Album review: GABRIEL BRUCE - Love In Arms

Highlights: Dark Lights, Shine Loud, Greedy Little Heart, Cars Not Leaving, All That I Have, Sermon On The Mount

There’s nothing easier (or, for some, more natural) than accuse a young new artist of not being unique. And it’s true that there’s nothing particularly original about Gabriel Bruce. Love In Arms is full of reference points: there’s a little Nick Cave, a little Leonard Cohen, a little Tindersticks along the way. And yet, despite all that, there’s not a second on the whole album that lacks ambition or sounds in any way derivative.

It’s not a particularly intricate album, but Gabriel Bruce knows what he’s doing, and he does it with great authority. There’s a lot to go for here. The stomping “Honey Honey Honey” is catchy, the slow “All That I Have” has a few brilliant lyrical lines of pain and heartbreak, the penultimate “Perfect Weather” has an effective French horn hook, etc. So much to love, and in the end I ended up enjoying every single song here. I did at first think that the surprisingly lightweight “Zoe” was out of place and should have been replaced by the beautiful acoustic non-album ballad “Only One”, but then it has revealed itself as a charming little thing that brings a certain diversity and helps you take a short breath before the booming, suffocating and impassioned onslaught continues.

Granted, a record this expressly emotional can get a little over the top on occasion.

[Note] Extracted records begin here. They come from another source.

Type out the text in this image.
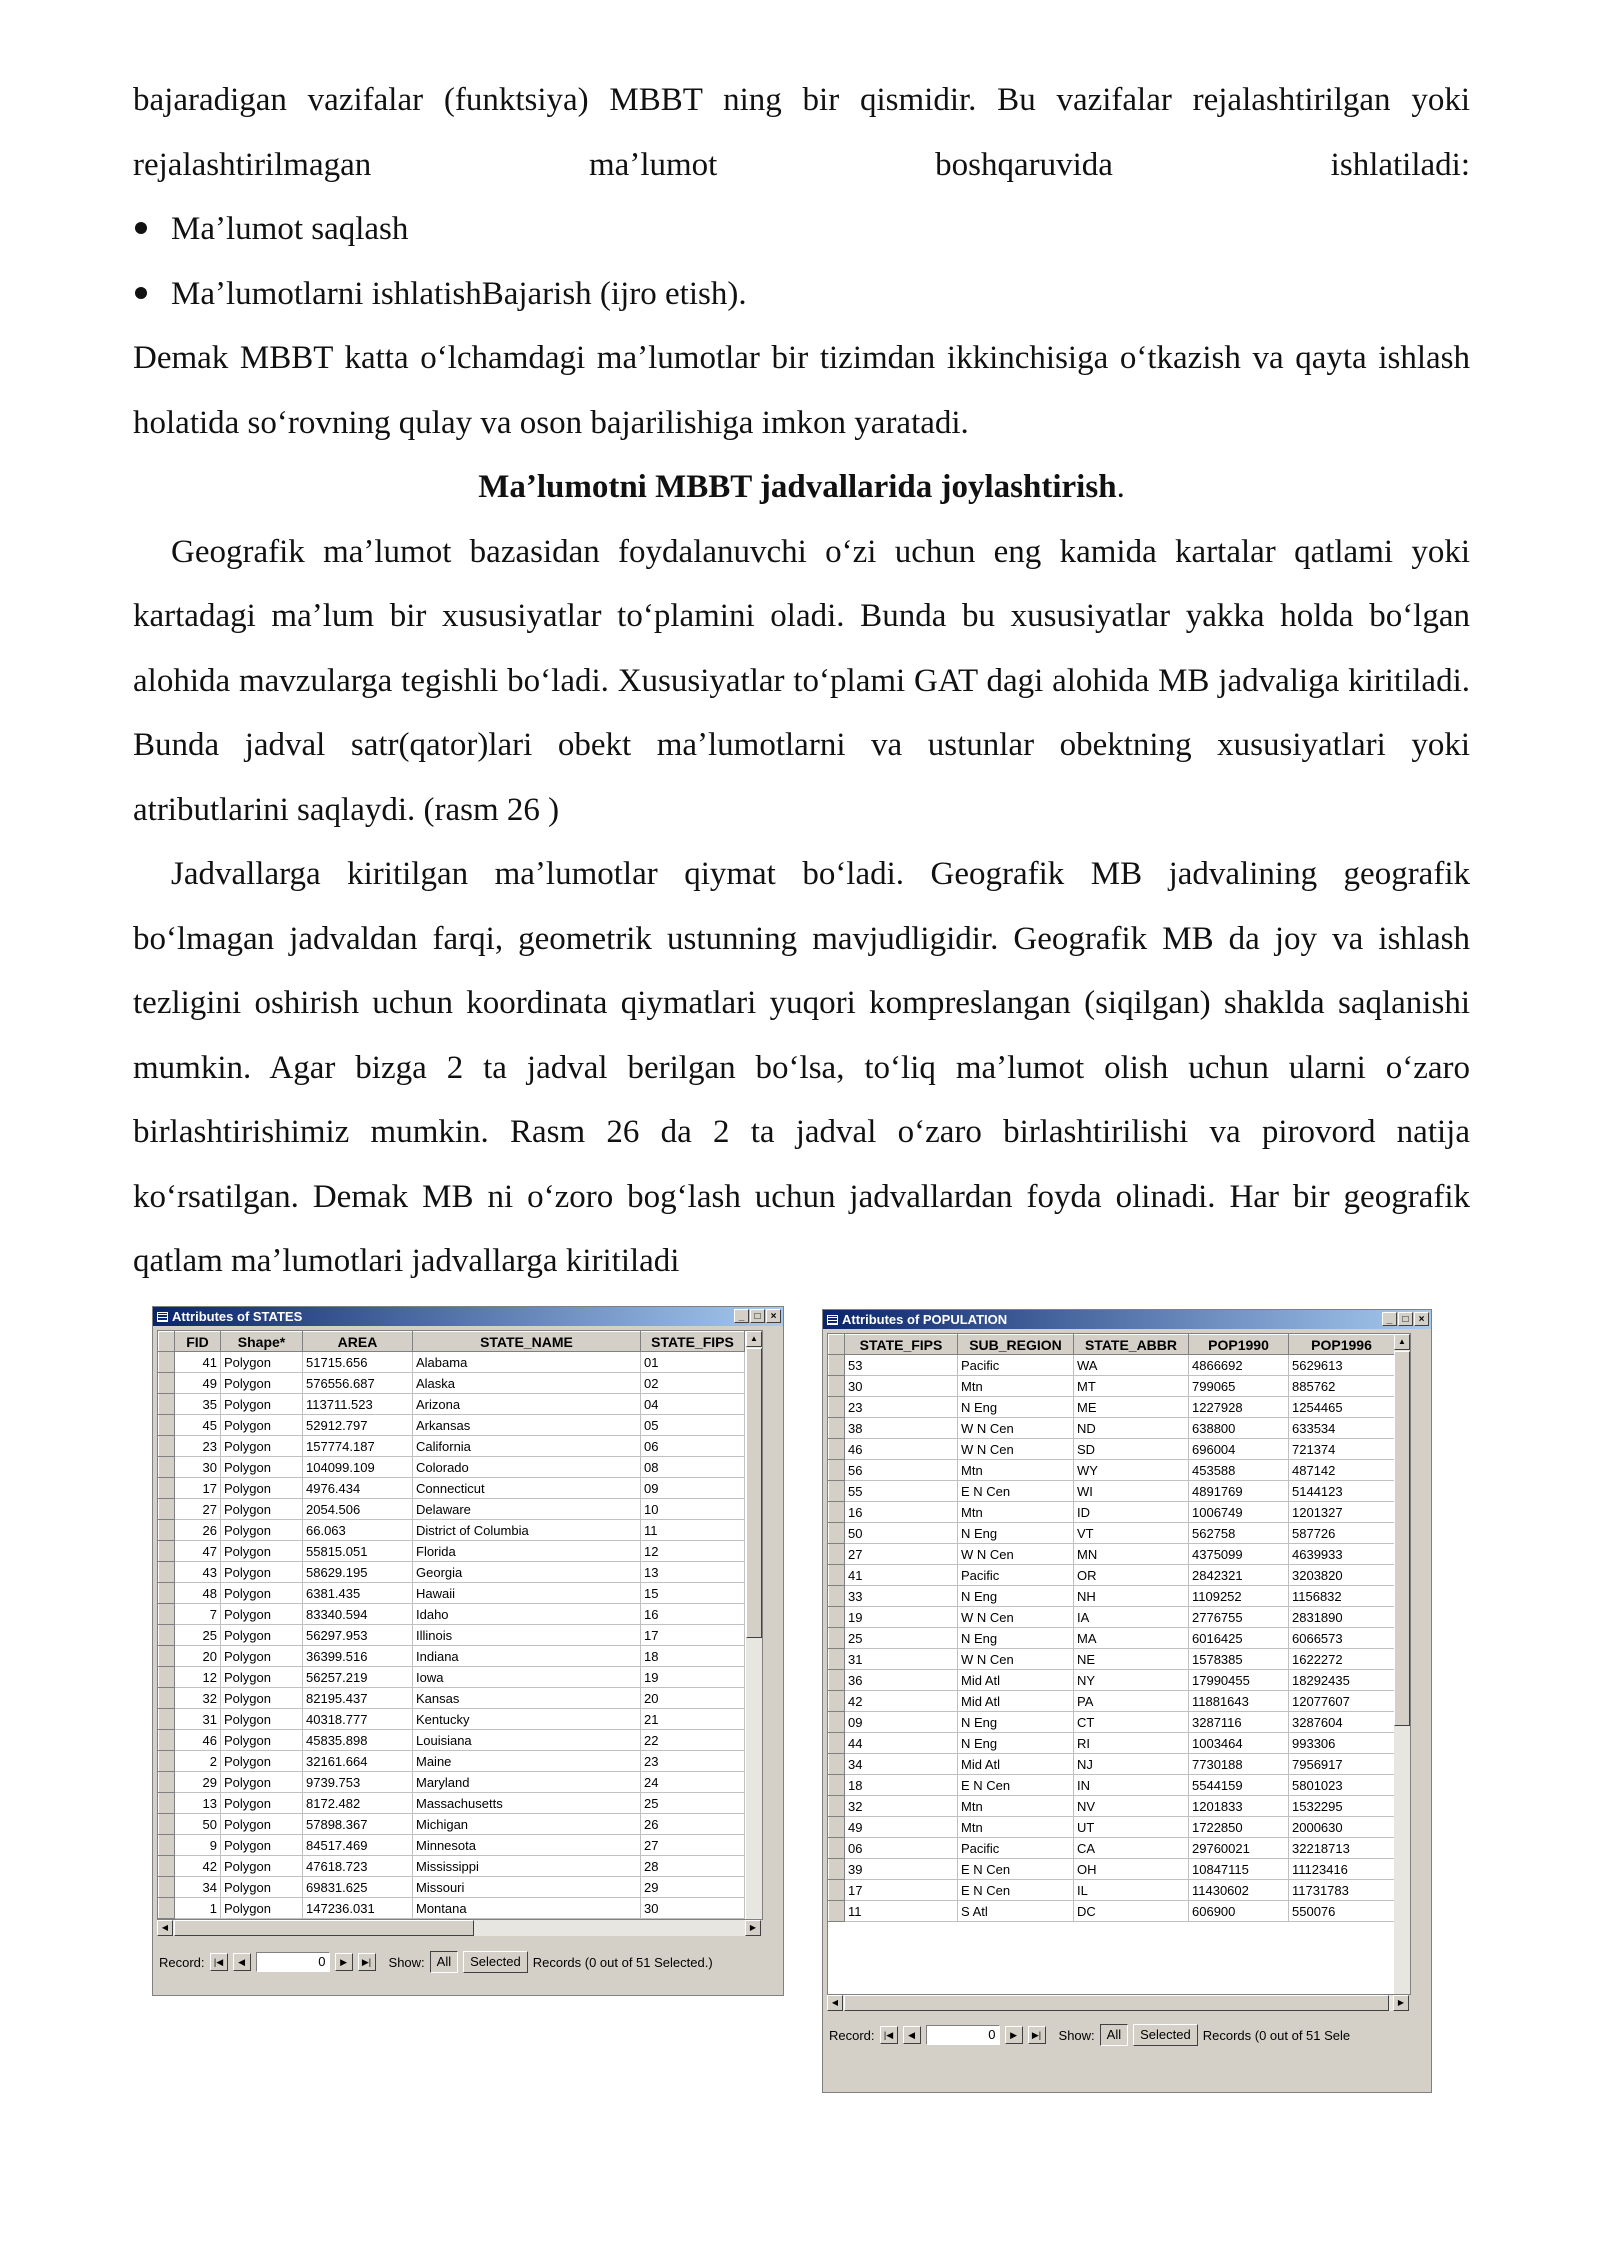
bajaradigan vazifalar (funktsiya) MBBT ning bir qismidir. Bu vazifalar rejalashtirilgan yoki rejalashtirilmagan maʼlumot boshqaruvida ishlatiladi:

Maʼlumot saqlash
Maʼlumotlarni ishlatishBajarish (ijro etish).

Demak MBBT katta oʻlchamdagi maʼlumotlar bir tizimdan ikkinchisiga oʻtkazish va qayta ishlash holatida soʻrovning qulay va oson bajarilishiga imkon yaratadi.

Maʼlumotni MBBT jadvallarida joylashtirish.

Geografik maʼlumot bazasidan foydalanuvchi oʻzi uchun eng kamida kartalar qatlami yoki kartadagi maʼlum bir xususiyatlar toʻplamini oladi. Bunda bu xususiyatlar yakka holda boʻlgan alohida mavzularga tegishli boʻladi. Xususiyatlar toʻplami GAT dagi alohida MB jadvaliga kiritiladi. Bunda jadval satr(qator)lari obekt maʼlumotlarni va ustunlar obektning xususiyatlari yoki atributlarini saqlaydi. (rasm 26 )

Jadvallarga kiritilgan maʼlumotlar qiymat boʻladi. Geografik MB jadvalining geografik boʻlmagan jadvaldan farqi, geometrik ustunning mavjudligidir. Geografik MB da joy va ishlash tezligini oshirish uchun koordinata qiymatlari yuqori kompreslangan (siqilgan) shaklda saqlanishi mumkin. Agar bizga 2 ta jadval berilgan boʻlsa, toʻliq maʼlumot olish uchun ularni oʻzaro birlashtirishimiz mumkin. Rasm 26 da 2 ta jadval oʻzaro birlashtirilishi va pirovord natija koʻrsatilgan. Demak MB ni oʻzoro bogʻlash uchun jadvallardan foyda olinadi. Har bir geografik qatlam maʼlumotlari jadvallarga kiritiladi

Attributes of STATES	_	□	×
	FID	Shape*	AREA	STATE_NAME	STATE_FIPS
	41	Polygon	51715.656	Alabama	01
	49	Polygon	576556.687	Alaska	02
	35	Polygon	113711.523	Arizona	04
	45	Polygon	52912.797	Arkansas	05
	23	Polygon	157774.187	California	06
	30	Polygon	104099.109	Colorado	08
	17	Polygon	4976.434	Connecticut	09
	27	Polygon	2054.506	Delaware	10
	26	Polygon	66.063	District of Columbia	11
	47	Polygon	55815.051	Florida	12
	43	Polygon	58629.195	Georgia	13
	48	Polygon	6381.435	Hawaii	15
	7	Polygon	83340.594	Idaho	16
	25	Polygon	56297.953	Illinois	17
	20	Polygon	36399.516	Indiana	18
	12	Polygon	56257.219	Iowa	19
	32	Polygon	82195.437	Kansas	20
	31	Polygon	40318.777	Kentucky	21
	46	Polygon	45835.898	Louisiana	22
	2	Polygon	32161.664	Maine	23
	29	Polygon	9739.753	Maryland	24
	13	Polygon	8172.482	Massachusetts	25
	50	Polygon	57898.367	Michigan	26
	9	Polygon	84517.469	Minnesota	27
	42	Polygon	47618.723	Mississippi	28
	34	Polygon	69831.625	Missouri	29
	1	Polygon	147236.031	Montana	30
▲
◀	▶
Record:	|◀	◀	0	▶	▶|	Show: All	Selected Records (0 out of 51 Selected.)
Attributes of POPULATION	_	□	×
	STATE_FIPS	SUB_REGION	STATE_ABBR	POP1990	POP1996
	53	Pacific	WA	4866692	5629613
	30	Mtn	MT	799065	885762
	23	N Eng	ME	1227928	1254465
	38	W N Cen	ND	638800	633534
	46	W N Cen	SD	696004	721374
	56	Mtn	WY	453588	487142
	55	E N Cen	WI	4891769	5144123
	16	Mtn	ID	1006749	1201327
	50	N Eng	VT	562758	587726
	27	W N Cen	MN	4375099	4639933
	41	Pacific	OR	2842321	3203820
	33	N Eng	NH	1109252	1156832
	19	W N Cen	IA	2776755	2831890
	25	N Eng	MA	6016425	6066573
	31	W N Cen	NE	1578385	1622272
	36	Mid Atl	NY	17990455	18292435
	42	Mid Atl	PA	11881643	12077607
	09	N Eng	CT	3287116	3287604
	44	N Eng	RI	1003464	993306
	34	Mid Atl	NJ	7730188	7956917
	18	E N Cen	IN	5544159	5801023
	32	Mtn	NV	1201833	1532295
	49	Mtn	UT	1722850	2000630
	06	Pacific	CA	29760021	32218713
	39	E N Cen	OH	10847115	11123416
	17	E N Cen	IL	11430602	11731783
	11	S Atl	DC	606900	550076
▲
◀	▶
Record:	|◀	◀	0	▶	▶|	Show: All	Selected Records (0 out of 51 Sele
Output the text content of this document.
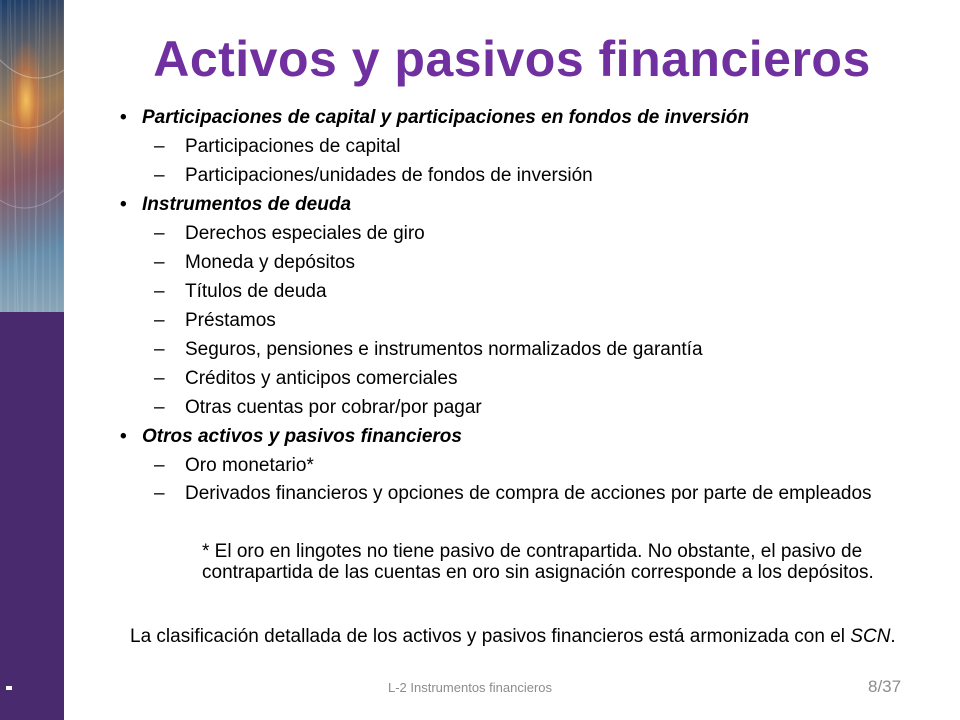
Activos y pasivos financieros
• Participaciones de capital y participaciones en fondos de inversión
– Participaciones de capital
– Participaciones/unidades de fondos de inversión
• Instrumentos de deuda
– Derechos especiales de giro
– Moneda y depósitos
– Títulos de deuda
– Préstamos
– Seguros, pensiones e instrumentos normalizados de garantía
– Créditos y anticipos comerciales
– Otras cuentas por cobrar/por pagar
• Otros activos y pasivos financieros
– Oro monetario*
– Derivados financieros y opciones de compra de acciones por parte de empleados
* El oro en lingotes no tiene pasivo de contrapartida. No obstante, el pasivo de contrapartida de las cuentas en oro sin asignación corresponde a los depósitos.
La clasificación detallada de los activos y pasivos financieros está armonizada con el SCN.
L-2 Instrumentos financieros	8/37
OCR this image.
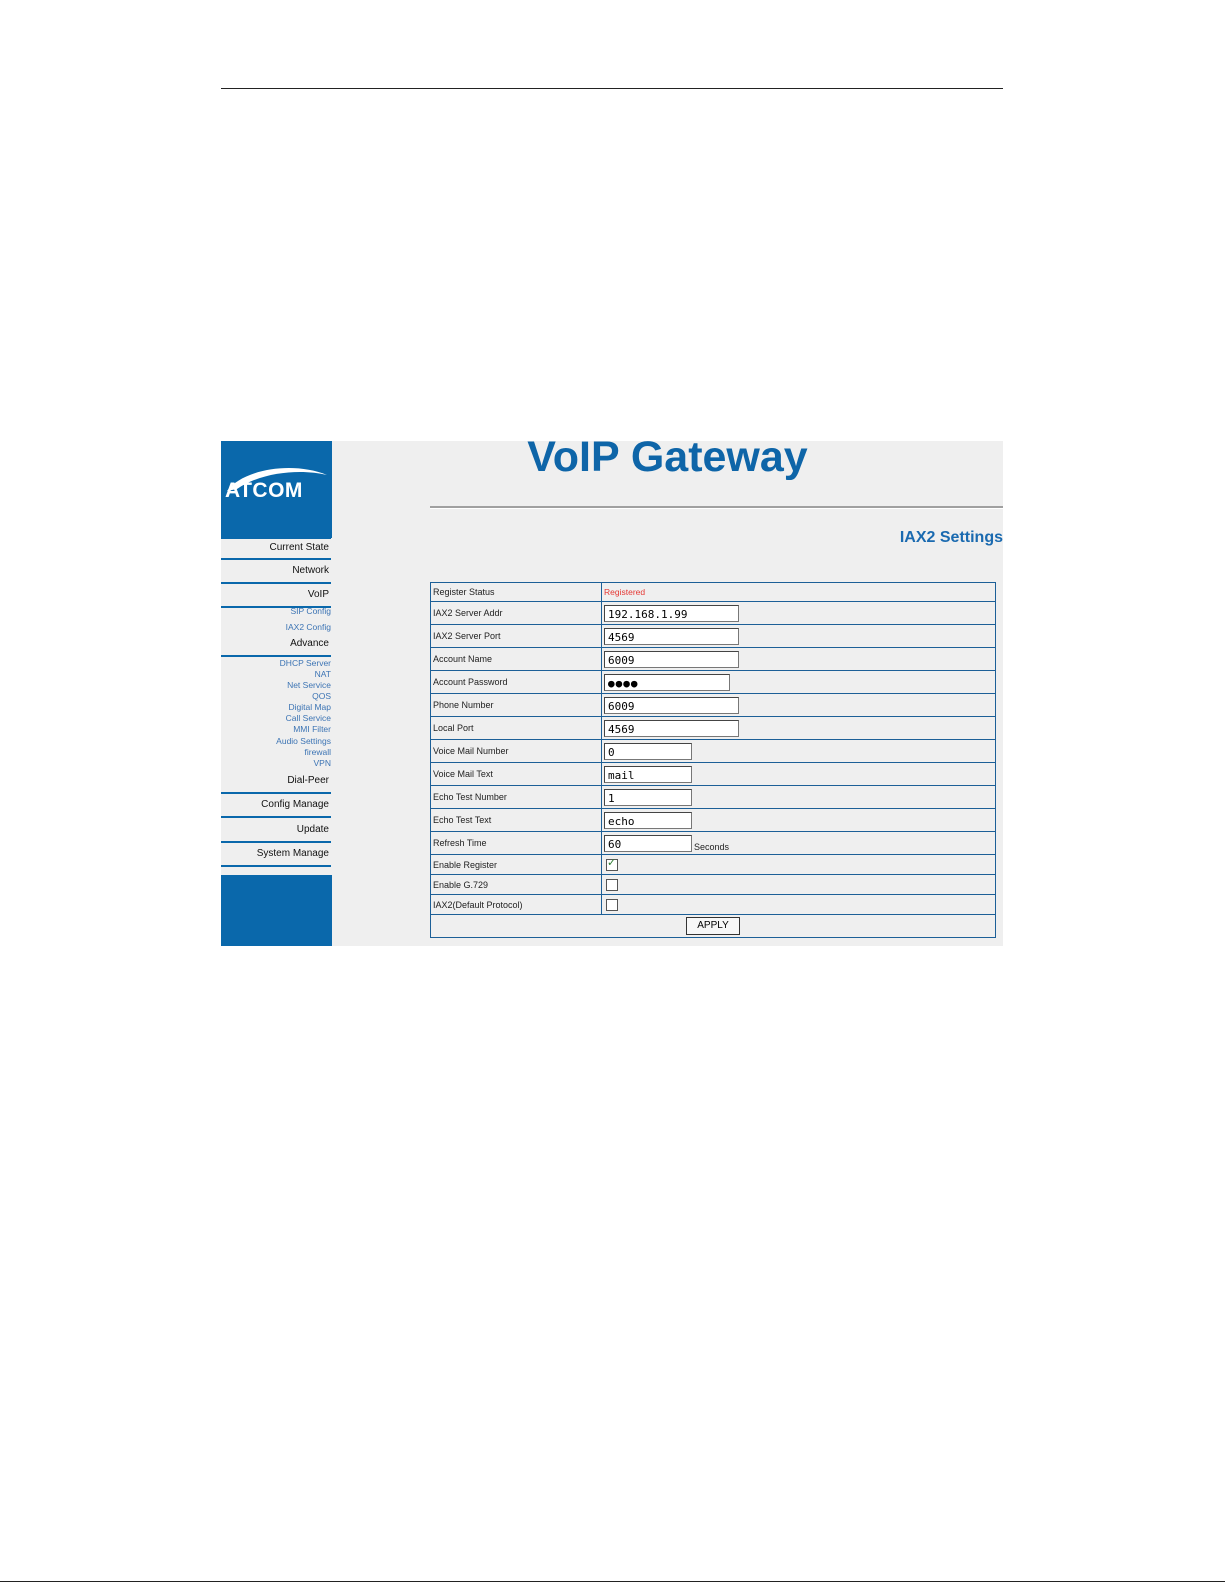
ATCOM
Current State
Network
VoIP
SIP Config
IAX2 Config
Advance
DHCP Server
NAT
Net Service
QOS
Digital Map
Call Service
MMI Filter
Audio Settings
firewall
VPN
Dial-Peer
Config Manage
Update
System Manage
VoIP Gateway
IAX2 Settings
Register Status	Registered
IAX2 Server Addr	192.168.1.99
IAX2 Server Port	4569
Account Name	6009
Account Password	●●●●
Phone Number	6009
Local Port	4569
Voice Mail Number	0
Voice Mail Text	mail
Echo Test Number	1
Echo Test Text	echo
Refresh Time	60 Seconds
Enable Register	✓

Enable G.729	
IAX2(Default Protocol)	
APPLY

And it does, particularly on the album’s Tom Waits-esque grand finale (almost overrides the scope of “Come On Up To The House” or “Anywhere I Lay My Head”), “Sermon On The Mount”, with its overpowering vocal delivery and crashing piano chords. Thankfully, it all works – with flare. Might be a somewhat superficial thing to say, but it works because it has great songs. I can get even deeper than that: the songs are so good because they are carried by articulate tunes and Gabriel’s charisma.

Love In Arms is not simply the year’s best debut so far, it is one of the most inspired and impressive British debuts in recent memory. There’s a powerful moment during “Sleep Paralysis”: about halfway through, completely out of the blue, the instrumentation gets louder. Nothing else changes – it just gets louder. And, quite miraculously, it works.